How I Got That Sound: Stefan Boman

The Hellacopters ‘No Song Unheard’ By Joe Matera
Published April 2025

How I Got That Sound

How I Got That Sound: Stefan BomanStefan Boman is the house mix engineer at Atlantis Studios in Stockholm, Sweden. He began his career at ABBA’s famed Polar Studios in 1995, and has worked with the likes of Def Leppard, Alice Cooper, Backstreet Boys, Roxette, Avicii, Opeth and Ghost to name but a few. Asked to choose a favourite sound from a session he’s worked on, he nominates ‘No Song Unheard’ by the Hellacopters.

Back In The Room

“Prior to this album, the Hellacopters were kind of lo‑fi and all about distortion and attitude. But with this song and album, we really wanted to turn down all the gain and focus more on the subtle things like the room sounds. So the way we worked on capturing the room sound helped shift the group’s sound from one that was lo‑fi to one that was hi‑fi.

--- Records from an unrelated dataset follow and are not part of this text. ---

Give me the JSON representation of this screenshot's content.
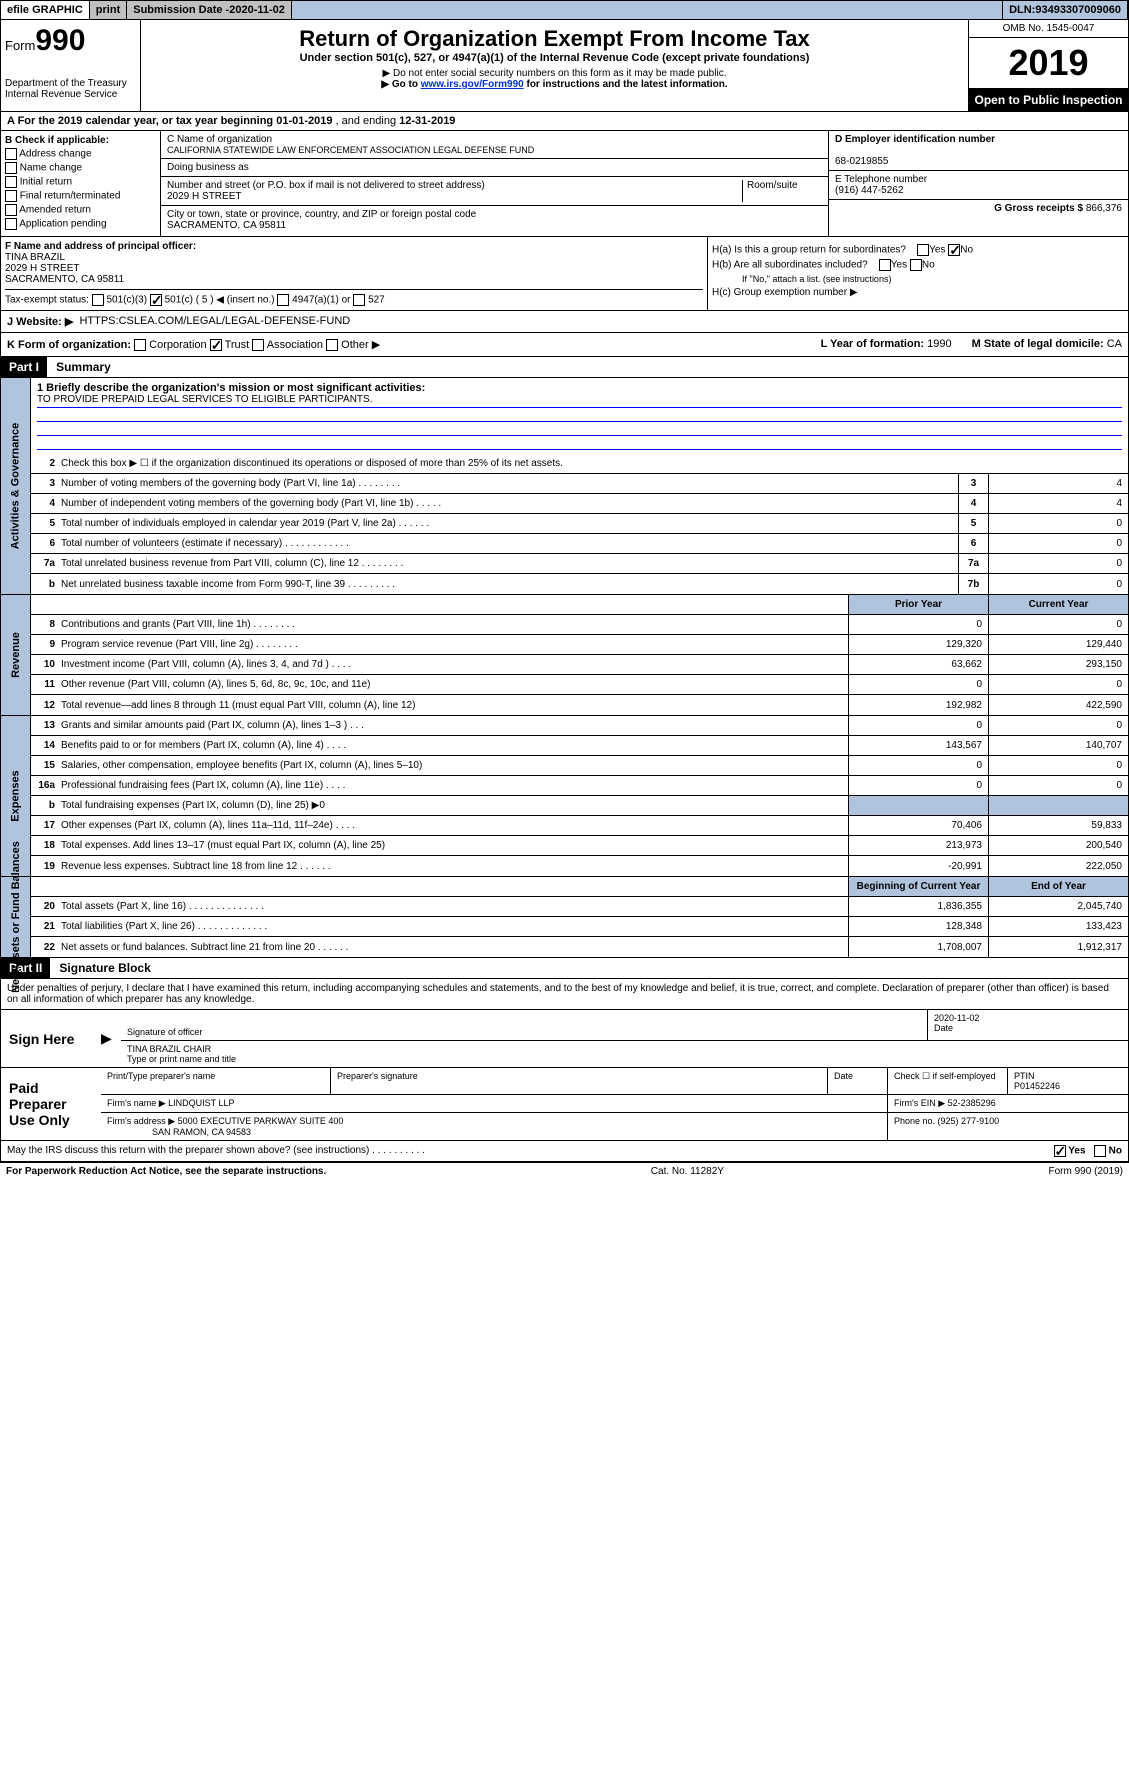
{
  "topbar": {
    "efile": "efile GRAPHIC",
    "print": "print",
    "submission_label": "Submission Date - ",
    "submission_date": "2020-11-02",
    "dln_label": "DLN: ",
    "dln": "93493307009060"
  },
  "header": {
    "form_label": "Form",
    "form_number": "990",
    "dept": "Department of the Treasury\nInternal Revenue Service",
    "title": "Return of Organization Exempt From Income Tax",
    "subtitle": "Under section 501(c), 527, or 4947(a)(1) of the Internal Revenue Code (except private foundations)",
    "note1": "▶ Do not enter social security numbers on this form as it may be made public.",
    "note2_pre": "▶ Go to ",
    "note2_link": "www.irs.gov/Form990",
    "note2_post": " for instructions and the latest information.",
    "omb": "OMB No. 1545-0047",
    "year": "2019",
    "open_public": "Open to Public Inspection"
  },
  "row_a": {
    "text_pre": "A For the 2019 calendar year, or tax year beginning ",
    "begin": "01-01-2019",
    "mid": " , and ending ",
    "end": "12-31-2019"
  },
  "col_b": {
    "header": "B Check if applicable:",
    "items": [
      "Address change",
      "Name change",
      "Initial return",
      "Final return/terminated",
      "Amended return",
      "Application pending"
    ]
  },
  "col_c": {
    "name_label": "C Name of organization",
    "name": "CALIFORNIA STATEWIDE LAW ENFORCEMENT ASSOCIATION LEGAL DEFENSE FUND",
    "dba_label": "Doing business as",
    "dba": "",
    "street_label": "Number and street (or P.O. box if mail is not delivered to street address)",
    "room_label": "Room/suite",
    "street": "2029 H STREET",
    "city_label": "City or town, state or province, country, and ZIP or foreign postal code",
    "city": "SACRAMENTO, CA  95811"
  },
  "col_de": {
    "d_label": "D Employer identification number",
    "ein": "68-0219855",
    "e_label": "E Telephone number",
    "phone": "(916) 447-5262",
    "g_label": "G Gross receipts $ ",
    "gross": "866,376"
  },
  "col_f": {
    "label": "F Name and address of principal officer:",
    "name": "TINA BRAZIL",
    "street": "2029 H STREET",
    "city": "SACRAMENTO, CA  95811",
    "tax_exempt_label": "Tax-exempt status:",
    "opts": [
      "501(c)(3)",
      "501(c) ( 5 ) ◀ (insert no.)",
      "4947(a)(1) or",
      "527"
    ]
  },
  "col_h": {
    "ha": "H(a)  Is this a group return for subordinates?",
    "hb": "H(b)  Are all subordinates included?",
    "hb_note": "If \"No,\" attach a list. (see instructions)",
    "hc": "H(c)  Group exemption number ▶",
    "yes": "Yes",
    "no": "No"
  },
  "row_j": {
    "label": "J   Website: ▶",
    "url": "HTTPS:CSLEA.COM/LEGAL/LEGAL-DEFENSE-FUND"
  },
  "row_k": {
    "label": "K Form of organization:",
    "opts": [
      "Corporation",
      "Trust",
      "Association",
      "Other ▶"
    ],
    "l_label": "L Year of formation: ",
    "l_val": "1990",
    "m_label": "M State of legal domicile: ",
    "m_val": "CA"
  },
  "part1": {
    "header": "Part I",
    "title": "Summary",
    "line1_label": "1  Briefly describe the organization's mission or most significant activities:",
    "mission": "TO PROVIDE PREPAID LEGAL SERVICES TO ELIGIBLE PARTICIPANTS.",
    "line2": "Check this box ▶ ☐  if the organization discontinued its operations or disposed of more than 25% of its net assets.",
    "governance_label": "Activities & Governance",
    "revenue_label": "Revenue",
    "expenses_label": "Expenses",
    "netassets_label": "Net Assets or Fund Balances",
    "prior_year": "Prior Year",
    "current_year": "Current Year",
    "begin_year": "Beginning of Current Year",
    "end_year": "End of Year",
    "lines_gov": [
      {
        "n": "3",
        "d": "Number of voting members of the governing body (Part VI, line 1a)  .   .   .   .   .   .   .   .",
        "b": "3",
        "v": "4"
      },
      {
        "n": "4",
        "d": "Number of independent voting members of the governing body (Part VI, line 1b)  .   .   .   .   .",
        "b": "4",
        "v": "4"
      },
      {
        "n": "5",
        "d": "Total number of individuals employed in calendar year 2019 (Part V, line 2a)  .   .   .   .   .   .",
        "b": "5",
        "v": "0"
      },
      {
        "n": "6",
        "d": "Total number of volunteers (estimate if necessary)  .   .   .   .   .   .   .   .   .   .   .   .",
        "b": "6",
        "v": "0"
      },
      {
        "n": "7a",
        "d": "Total unrelated business revenue from Part VIII, column (C), line 12  .   .   .   .   .   .   .   .",
        "b": "7a",
        "v": "0"
      },
      {
        "n": "b",
        "d": "Net unrelated business taxable income from Form 990-T, line 39  .   .   .   .   .   .   .   .   .",
        "b": "7b",
        "v": "0"
      }
    ],
    "lines_rev": [
      {
        "n": "8",
        "d": "Contributions and grants (Part VIII, line 1h)  .   .   .   .   .   .   .   .",
        "p": "0",
        "c": "0"
      },
      {
        "n": "9",
        "d": "Program service revenue (Part VIII, line 2g)  .   .   .   .   .   .   .   .",
        "p": "129,320",
        "c": "129,440"
      },
      {
        "n": "10",
        "d": "Investment income (Part VIII, column (A), lines 3, 4, and 7d )  .   .   .   .",
        "p": "63,662",
        "c": "293,150"
      },
      {
        "n": "11",
        "d": "Other revenue (Part VIII, column (A), lines 5, 6d, 8c, 9c, 10c, and 11e)",
        "p": "0",
        "c": "0"
      },
      {
        "n": "12",
        "d": "Total revenue—add lines 8 through 11 (must equal Part VIII, column (A), line 12)",
        "p": "192,982",
        "c": "422,590"
      }
    ],
    "lines_exp": [
      {
        "n": "13",
        "d": "Grants and similar amounts paid (Part IX, column (A), lines 1–3 )  .   .   .",
        "p": "0",
        "c": "0"
      },
      {
        "n": "14",
        "d": "Benefits paid to or for members (Part IX, column (A), line 4)  .   .   .   .",
        "p": "143,567",
        "c": "140,707"
      },
      {
        "n": "15",
        "d": "Salaries, other compensation, employee benefits (Part IX, column (A), lines 5–10)",
        "p": "0",
        "c": "0"
      },
      {
        "n": "16a",
        "d": "Professional fundraising fees (Part IX, column (A), line 11e)  .   .   .   .",
        "p": "0",
        "c": "0"
      },
      {
        "n": "b",
        "d": "Total fundraising expenses (Part IX, column (D), line 25) ▶0",
        "p": "",
        "c": "",
        "shaded": true
      },
      {
        "n": "17",
        "d": "Other expenses (Part IX, column (A), lines 11a–11d, 11f–24e)  .   .   .   .",
        "p": "70,406",
        "c": "59,833"
      },
      {
        "n": "18",
        "d": "Total expenses. Add lines 13–17 (must equal Part IX, column (A), line 25)",
        "p": "213,973",
        "c": "200,540"
      },
      {
        "n": "19",
        "d": "Revenue less expenses. Subtract line 18 from line 12  .   .   .   .   .   .",
        "p": "-20,991",
        "c": "222,050"
      }
    ],
    "lines_net": [
      {
        "n": "20",
        "d": "Total assets (Part X, line 16)  .   .   .   .   .   .   .   .   .   .   .   .   .   .",
        "p": "1,836,355",
        "c": "2,045,740"
      },
      {
        "n": "21",
        "d": "Total liabilities (Part X, line 26)  .   .   .   .   .   .   .   .   .   .   .   .   .",
        "p": "128,348",
        "c": "133,423"
      },
      {
        "n": "22",
        "d": "Net assets or fund balances. Subtract line 21 from line 20  .   .   .   .   .   .",
        "p": "1,708,007",
        "c": "1,912,317"
      }
    ]
  },
  "part2": {
    "header": "Part II",
    "title": "Signature Block",
    "penalties": "Under penalties of perjury, I declare that I have examined this return, including accompanying schedules and statements, and to the best of my knowledge and belief, it is true, correct, and complete. Declaration of preparer (other than officer) is based on all information of which preparer has any knowledge.",
    "sign_here": "Sign Here",
    "sig_officer": "Signature of officer",
    "sig_date": "2020-11-02",
    "date_label": "Date",
    "officer_name": "TINA BRAZIL CHAIR",
    "type_label": "Type or print name and title",
    "paid_prep": "Paid Preparer Use Only",
    "prep_name_label": "Print/Type preparer's name",
    "prep_sig_label": "Preparer's signature",
    "prep_date_label": "Date",
    "check_self": "Check ☐ if self-employed",
    "ptin_label": "PTIN",
    "ptin": "P01452246",
    "firm_name_label": "Firm's name     ▶",
    "firm_name": "LINDQUIST LLP",
    "firm_ein_label": "Firm's EIN ▶",
    "firm_ein": "52-2385296",
    "firm_addr_label": "Firm's address ▶",
    "firm_addr1": "5000 EXECUTIVE PARKWAY SUITE 400",
    "firm_addr2": "SAN RAMON, CA  94583",
    "phone_label": "Phone no. ",
    "phone": "(925) 277-9100",
    "discuss": "May the IRS discuss this return with the preparer shown above? (see instructions)  .   .   .   .   .   .   .   .   .   ."
  },
  "footer": {
    "paperwork": "For Paperwork Reduction Act Notice, see the separate instructions.",
    "catno": "Cat. No. 11282Y",
    "formno": "Form 990 (2019)"
  },
  "colors": {
    "header_blue": "#b0c4de",
    "black": "#000000",
    "link": "#0033cc"
  }
}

“We recorded the track at ABBA’s old studios, Polar Studios in Stockholm. We had the drums set up in a really dry room that had thick carpet on the floors, and all the ceilings were completely dead, and right next to it was a big marble room. We left the doors open to the big marble room, which had a Neumann KM84 mounted in the ceiling which was about 4m high. That way, you could have a super‑dry close‑miked kit, but those room mics had just about no direct sound and only reflections. It gave some ambience on the side that you could later choose in the mix.

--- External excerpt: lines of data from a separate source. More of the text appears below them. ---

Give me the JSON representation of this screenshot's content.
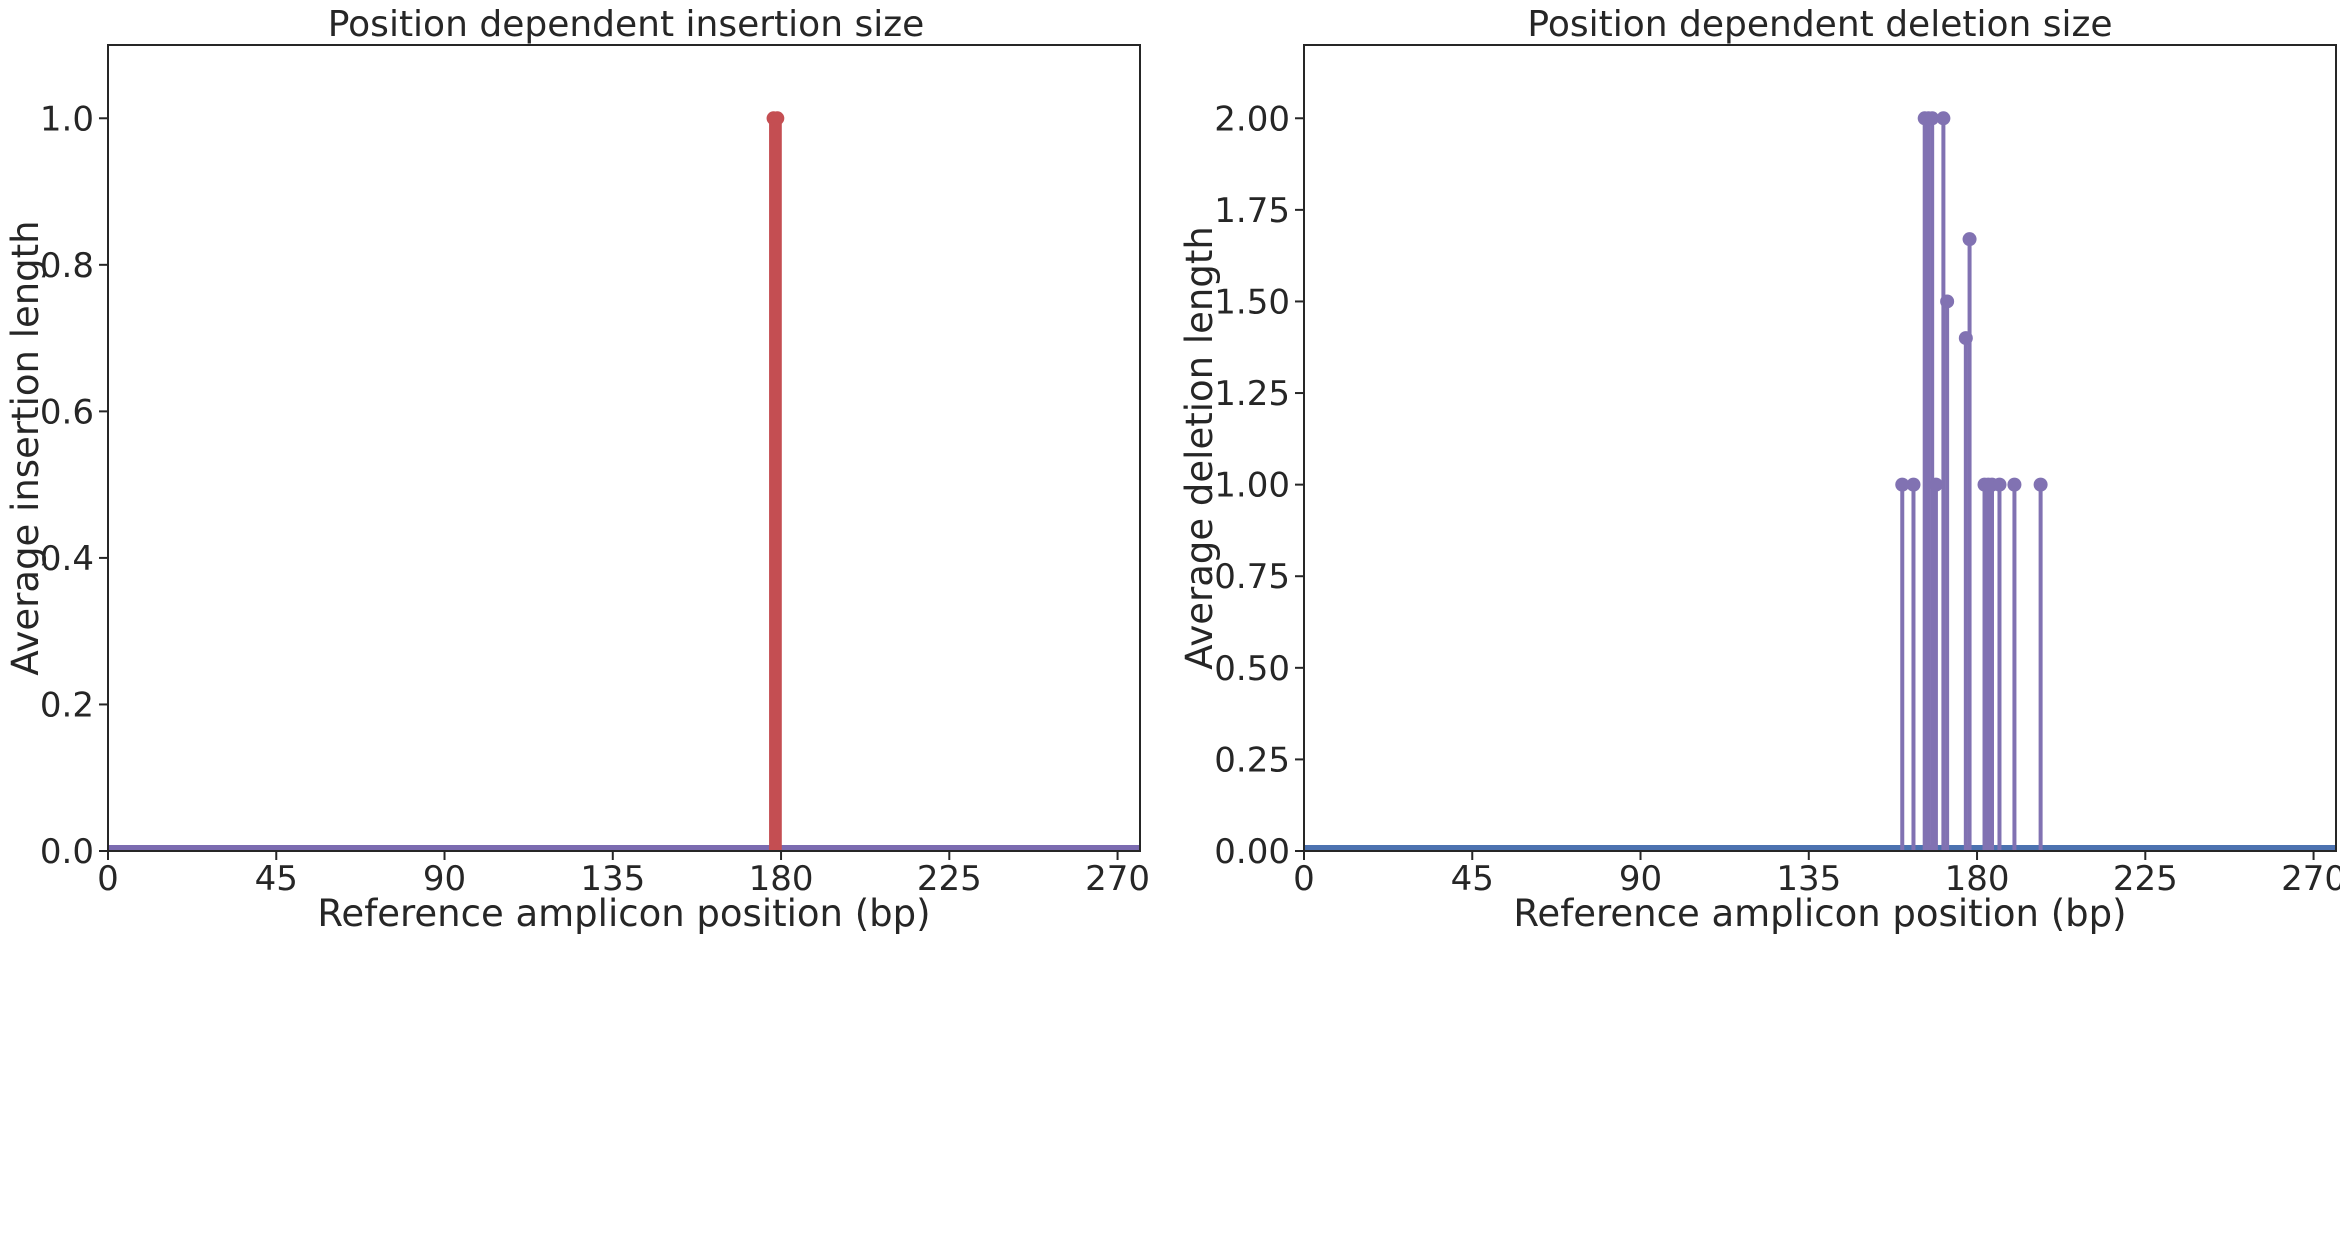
{
  "chart_data": [
    {
      "type": "stem",
      "title": "Position dependent insertion size",
      "xlabel": "Reference amplicon position (bp)",
      "ylabel": "Average insertion length",
      "xlim": [
        0,
        276
      ],
      "ylim": [
        0,
        1.1
      ],
      "xticks": [
        0,
        45,
        90,
        135,
        180,
        225,
        270
      ],
      "xtick_labels": [
        "0",
        "45",
        "90",
        "135",
        "180",
        "225",
        "270"
      ],
      "yticks": [
        0,
        0.2,
        0.4,
        0.6,
        0.8,
        1.0
      ],
      "ytick_labels": [
        "0.0",
        "0.2",
        "0.4",
        "0.6",
        "0.8",
        "1.0"
      ],
      "grid": false,
      "baseline_color": "#7b6bb0",
      "series": [
        {
          "color": "#c44e52",
          "stem_width": 9,
          "points": [
            {
              "x": 178,
              "y": 1.0
            },
            {
              "x": 179,
              "y": 1.0
            }
          ]
        }
      ]
    },
    {
      "type": "stem",
      "title": "Position dependent deletion size",
      "xlabel": "Reference amplicon position (bp)",
      "ylabel": "Average deletion length",
      "xlim": [
        0,
        276
      ],
      "ylim": [
        0,
        2.2
      ],
      "xticks": [
        0,
        45,
        90,
        135,
        180,
        225,
        270
      ],
      "xtick_labels": [
        "0",
        "45",
        "90",
        "135",
        "180",
        "225",
        "270"
      ],
      "yticks": [
        0,
        0.25,
        0.5,
        0.75,
        1.0,
        1.25,
        1.5,
        1.75,
        2.0
      ],
      "ytick_labels": [
        "0.00",
        "0.25",
        "0.50",
        "0.75",
        "1.00",
        "1.25",
        "1.50",
        "1.75",
        "2.00"
      ],
      "grid": false,
      "baseline_color": "#4c72b0",
      "series": [
        {
          "color": "#8172b2",
          "stem_width": 4,
          "points": [
            {
              "x": 160,
              "y": 1.0
            },
            {
              "x": 163,
              "y": 1.0
            },
            {
              "x": 166,
              "y": 2.0
            },
            {
              "x": 167,
              "y": 2.0
            },
            {
              "x": 168,
              "y": 2.0
            },
            {
              "x": 169,
              "y": 1.0
            },
            {
              "x": 171,
              "y": 2.0
            },
            {
              "x": 172,
              "y": 1.5
            },
            {
              "x": 177,
              "y": 1.4
            },
            {
              "x": 178,
              "y": 1.67
            },
            {
              "x": 182,
              "y": 1.0
            },
            {
              "x": 183,
              "y": 1.0
            },
            {
              "x": 184,
              "y": 1.0
            },
            {
              "x": 186,
              "y": 1.0
            },
            {
              "x": 190,
              "y": 1.0
            },
            {
              "x": 197,
              "y": 1.0
            }
          ]
        }
      ]
    }
  ]
}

Stefan Boman: The way we worked on capturing the room sound helped shift the group’s sound from one that was lo‑fi to one that was hi‑fi.

“We had the guitars in an all‑wooden room, with the walls lined with flat panels of pine wood so it wasn’t overly diffuse. Due to the good reflection from the wood walls, and also how we arranged the room that the guitars were in, it brought a subtleness to it instead of just being overpowered with aggression. We used a couple of Neumann U47 FETs as room microphones, which, with all the wood reflection, gave the sound a real classy and nice tone.

“The tom sound was very important too. We ended up taking the bottom skins off on the toms and placed a Sennheiser MD 421 in the tom. We had to add a bit of EQ and took away the frequency around 350Hz in order to get rid of that ‘beach ball’ sound that you get from miking the inside of a tom, and it worked really well. The vocals were later overdubbed but were recorded in a completely dry room as we wanted to have more of a slap‑back kind of delay on the vocals instead of any natural reverb.”

Tape Treatment

“In the mix I added a bit of compression, and that was it, as we managed to nail the recording perfectly, so the mix was just fine. It was more about just doing a bit of tweaking and balancing, pretty much. I have to add that the whole album was recorded on a Studer A820 reel-to-reel, which helped polish off some of the transients on the drums and add ‘oomph’.”